At the center of so much controversy, Beltex and Dallas Crown have kept a relatively low profile until recently.

The anti-slaughter bill in Congress and growing opposition to the horse slaughter industry have compelled their officials to take a more public stance.

The two plants have published a 13-page pamphlet, "The American Horse Slaughter Prevention Act — Death to an Industry" and started a web site ( to defend their business.

The horse slaughter industry also has garnered support from the Horse Welfare Coalition, a group of horse, veterinary and agribusiness associations that is fighting the House bill.

The American Quarter Horse Association has been one of the bill's biggest opponents, though officials estimate that half the horses slaughtered each year are quarter horses.

Anti-slaughter advocates in Texas have paid close attention to the actions of the Texas and Southwestern Cattle Raisers Association. The association employs two brand inspectors at the plants as part of a program instituted by the state in 1997 to ensure that no stolen horses are slaughtered.

Some who oppose the ban on horse slaughter cite what they see as the 1997 code's implicit approval of the industry, which they think supersedes the 1949 code by mentioning horse slaughter as if it is an accepted practice.

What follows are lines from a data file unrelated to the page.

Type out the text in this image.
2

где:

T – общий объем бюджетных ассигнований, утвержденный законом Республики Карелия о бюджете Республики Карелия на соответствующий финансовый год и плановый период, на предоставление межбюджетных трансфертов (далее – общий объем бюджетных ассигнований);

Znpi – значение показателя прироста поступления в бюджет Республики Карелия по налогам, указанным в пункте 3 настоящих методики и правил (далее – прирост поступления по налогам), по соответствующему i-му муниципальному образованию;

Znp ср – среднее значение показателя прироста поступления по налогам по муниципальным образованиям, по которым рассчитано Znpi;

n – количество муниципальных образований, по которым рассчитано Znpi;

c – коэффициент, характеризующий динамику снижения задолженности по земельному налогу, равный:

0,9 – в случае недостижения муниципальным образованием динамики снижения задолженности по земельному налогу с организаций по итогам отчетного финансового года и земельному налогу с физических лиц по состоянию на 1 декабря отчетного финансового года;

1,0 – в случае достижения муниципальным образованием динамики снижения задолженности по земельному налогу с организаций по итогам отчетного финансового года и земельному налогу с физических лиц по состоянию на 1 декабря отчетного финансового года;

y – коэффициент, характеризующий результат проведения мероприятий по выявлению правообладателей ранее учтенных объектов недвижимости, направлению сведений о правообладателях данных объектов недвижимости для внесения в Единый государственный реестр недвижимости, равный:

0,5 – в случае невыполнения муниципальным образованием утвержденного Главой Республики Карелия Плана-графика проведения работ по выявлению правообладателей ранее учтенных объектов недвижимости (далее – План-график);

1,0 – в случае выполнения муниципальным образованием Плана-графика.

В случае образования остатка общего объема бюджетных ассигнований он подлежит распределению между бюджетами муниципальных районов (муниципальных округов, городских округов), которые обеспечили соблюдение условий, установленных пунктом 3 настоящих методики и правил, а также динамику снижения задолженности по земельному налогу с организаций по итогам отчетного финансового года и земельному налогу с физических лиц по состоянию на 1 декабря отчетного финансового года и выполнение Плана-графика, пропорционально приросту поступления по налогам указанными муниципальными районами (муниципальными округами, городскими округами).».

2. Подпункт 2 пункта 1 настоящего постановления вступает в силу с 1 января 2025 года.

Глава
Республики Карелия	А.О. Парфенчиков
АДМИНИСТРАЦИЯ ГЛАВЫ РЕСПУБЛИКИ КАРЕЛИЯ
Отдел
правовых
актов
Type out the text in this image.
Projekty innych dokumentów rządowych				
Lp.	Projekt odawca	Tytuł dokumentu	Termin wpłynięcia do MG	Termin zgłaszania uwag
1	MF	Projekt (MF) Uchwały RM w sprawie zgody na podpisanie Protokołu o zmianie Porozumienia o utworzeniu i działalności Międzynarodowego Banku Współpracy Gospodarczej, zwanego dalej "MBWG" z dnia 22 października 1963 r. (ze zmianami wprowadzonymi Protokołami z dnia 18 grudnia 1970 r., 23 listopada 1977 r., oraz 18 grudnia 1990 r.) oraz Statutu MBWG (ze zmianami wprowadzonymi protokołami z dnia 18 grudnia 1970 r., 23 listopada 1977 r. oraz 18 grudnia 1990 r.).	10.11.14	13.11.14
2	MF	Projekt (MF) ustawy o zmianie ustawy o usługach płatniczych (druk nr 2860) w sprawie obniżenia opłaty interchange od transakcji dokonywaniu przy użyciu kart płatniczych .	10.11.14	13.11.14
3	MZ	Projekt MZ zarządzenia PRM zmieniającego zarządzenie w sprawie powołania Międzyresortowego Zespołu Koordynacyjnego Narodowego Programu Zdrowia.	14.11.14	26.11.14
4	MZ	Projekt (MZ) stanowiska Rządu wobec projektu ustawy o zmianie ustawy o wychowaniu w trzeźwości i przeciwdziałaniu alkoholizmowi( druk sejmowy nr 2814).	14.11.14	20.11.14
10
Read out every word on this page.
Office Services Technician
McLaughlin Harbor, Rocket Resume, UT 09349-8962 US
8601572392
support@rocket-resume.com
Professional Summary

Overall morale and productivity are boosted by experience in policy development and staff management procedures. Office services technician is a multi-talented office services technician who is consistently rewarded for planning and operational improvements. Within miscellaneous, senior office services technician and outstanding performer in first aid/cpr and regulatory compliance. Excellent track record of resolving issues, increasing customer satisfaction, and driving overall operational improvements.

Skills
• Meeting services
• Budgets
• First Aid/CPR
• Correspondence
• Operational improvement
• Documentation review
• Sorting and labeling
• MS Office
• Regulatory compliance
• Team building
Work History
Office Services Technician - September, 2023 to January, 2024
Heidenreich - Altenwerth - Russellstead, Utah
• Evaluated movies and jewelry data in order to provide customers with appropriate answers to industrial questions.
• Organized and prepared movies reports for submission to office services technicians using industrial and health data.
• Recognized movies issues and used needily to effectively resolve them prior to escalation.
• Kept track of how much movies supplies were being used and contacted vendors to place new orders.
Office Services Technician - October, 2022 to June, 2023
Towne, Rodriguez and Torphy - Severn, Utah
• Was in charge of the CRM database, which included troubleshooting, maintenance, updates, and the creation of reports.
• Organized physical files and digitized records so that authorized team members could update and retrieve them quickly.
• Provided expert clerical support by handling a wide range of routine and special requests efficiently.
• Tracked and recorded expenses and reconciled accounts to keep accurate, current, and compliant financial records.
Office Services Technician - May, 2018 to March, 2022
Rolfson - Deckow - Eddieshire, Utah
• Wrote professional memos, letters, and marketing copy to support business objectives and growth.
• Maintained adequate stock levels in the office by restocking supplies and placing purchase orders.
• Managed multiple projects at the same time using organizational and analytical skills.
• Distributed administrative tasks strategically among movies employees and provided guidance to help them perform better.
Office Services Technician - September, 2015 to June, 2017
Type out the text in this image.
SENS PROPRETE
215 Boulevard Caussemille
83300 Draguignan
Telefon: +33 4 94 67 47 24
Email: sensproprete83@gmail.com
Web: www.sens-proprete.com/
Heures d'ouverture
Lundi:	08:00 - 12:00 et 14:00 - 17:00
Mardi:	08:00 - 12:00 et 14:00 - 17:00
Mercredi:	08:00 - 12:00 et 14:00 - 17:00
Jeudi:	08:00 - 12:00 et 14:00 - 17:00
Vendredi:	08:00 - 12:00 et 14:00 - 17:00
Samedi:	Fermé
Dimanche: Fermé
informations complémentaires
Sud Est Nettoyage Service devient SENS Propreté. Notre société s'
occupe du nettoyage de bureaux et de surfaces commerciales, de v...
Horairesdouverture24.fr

As part of the program, Beltex and Dallas Crown pay $5 for each horse that arrives at their plants: $3 goes to the Texas and Southwestern Cattle Raisers Association and $2 goes to the Texas A&M Cooperative Extension for its stolen horse prevention education program.

When asked about the propriety of a public institution's involvement in a venture that might be illegal, Dan Mayes of the Texas A&M extension office cited the 1997 code.

Mayes said that in the past year and a half, the extension office has collected almost $200,000 in fees from the slaughter plants. It's believed the Texas and Southwestern Cattle Raisers Association has collected almost $275,000 during that same time.

However, neither the Texas and Southwestern Cattle Raisers Association nor Texas A&M extension knows how many stolen horses — if any — have been recovered through the program.

Matt Brockman, executive vice president of the Texas and Southwestern Cattle Raisers Association, defended the program as a powerful deterrent to selling stolen horses for slaughter.

"We would have the same position whether or not we were involved in the inspection system," said Brockman. "If you're going to steal a horse, you are not going to take it a place where someone is watching."

While both sides of the horse slaughter issue have taken firm stands, there is still dissension within each.

Sen. John Ensign, R-Nevada, is a veterinarian who introduced a companion Senate bill to the anti-slaughter bill in the House. Yet the American Association of Equine Practitioners and the American Veterinary Medical Association have been two of the principal opponents of the legislation.

The Indiana Thoroughbred Owners and Breeders Association has cracked the almost universal solidarity of the breeders' stand against horse slaughter by joining the anti-ban Horse Welfare Coalition.

At Lone Star Park, the anti-slaughter group Fund for Horses originally had planned to hold a rally outside the gates to protest the plants in Fort Worth and Kaufman. But after discussions with track and Breeders' Cup officials, it was agreed that the group could hand out anti-slaughter literature inside the gates.

One critic of a ban on slaughter says he can't understand how such a staid and traditional group as the thoroughbred industry could align itself with the "animal rights activists and wackos."

It is an observation that Vivian Farrell, president of the Fund for Horses, adamantly disagrees with.

"The thoroughbred industry could not have been more supportive of this issue or of us," Farrell said. "We're going to be there to raise awareness and answer questions and let people decide for themselves. This isn't about animal rights; this is about the suffering of noble creatures that helped build this country. Our only agenda is to get a ban on horse slaughter."